Wouldn’t ICASA be more productive focussing on reducing input costs to operators so they in turn can reduce their prices to consumers? Seeking to extract reductions in national roaming prices and facilities-sharing charges would without question help smaller operators without causing undue or lasting hardship to larger operators; enforcing number portability rules (the 2005 ones) would benefit subscribers who might find it cheaper to take up services on other operators than their current provider. Removing on-net discounts in favour of off-net discounts would also provide relief not only to smaller operators (whose very existence is under threat, and that of their employees even more so) but to consumers in the broader society.

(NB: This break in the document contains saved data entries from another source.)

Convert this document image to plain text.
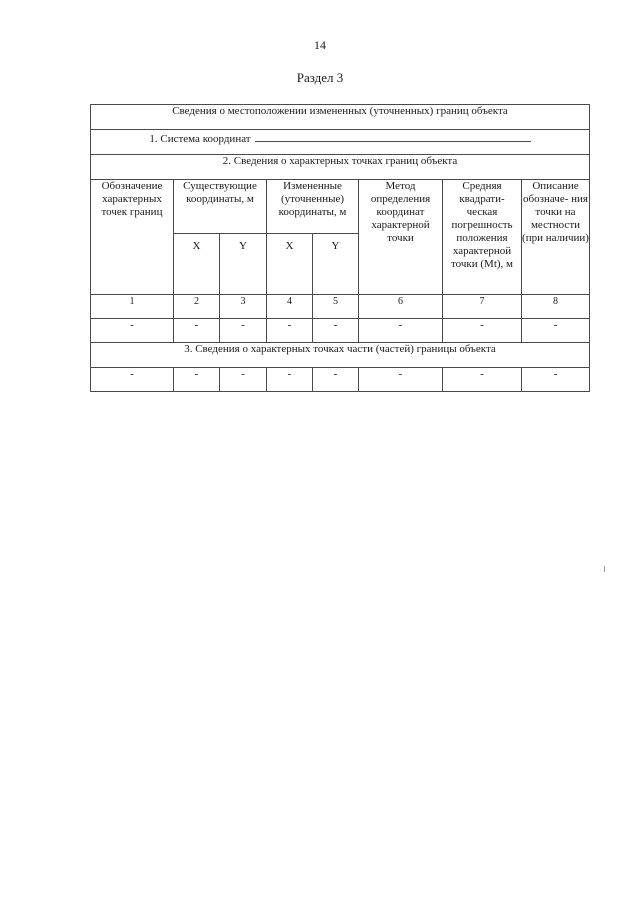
14
Раздел 3
Сведения о местоположении измененных (уточненных) границ объекта							
1. Система координат							
2. Сведения о характерных точках границ объекта							
Обозначение характерных точек границ	Существующие координаты, м		Измененные (уточненные) координаты, м		Метод определения координат характерной точки	Средняя квадрати- ческая погрешность положения характерной точки (Mt), м	Описание обозначе- ния точки на местности (при наличии)
	X	Y	X	Y			
1	2	3	4	5	6	7	8
-	-	-	-	-	-	-	-
3. Сведения о характерных точках части (частей) границы объекта							
-	-	-	-	-	-	-	-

The number of questions could result in a really lengthy article. The nub of the matter is that very little thought has gone into what real people are facing in real life. Shoving broadband policy objectives out into society as directions or regulations will not improve our economy during this period. Before rushing into regulating, the type of “occurrence” that lawmakers seek to address should be considered carefully, alongside the type of activities which would actually benefit from intervention. To repeat the provisions of section 27(3), intervention should be limited to “(a) assisting and protecting the public; (b) providing relief to the public; (c) protecting property; (d) preventing or combating disruption; or (e) dealing with the destructive and other effects of the disaster.”
This article is not legal advice. It is published for your interest only and to stimulate debate, and may not be relied upon or quoted without the author’s express permission.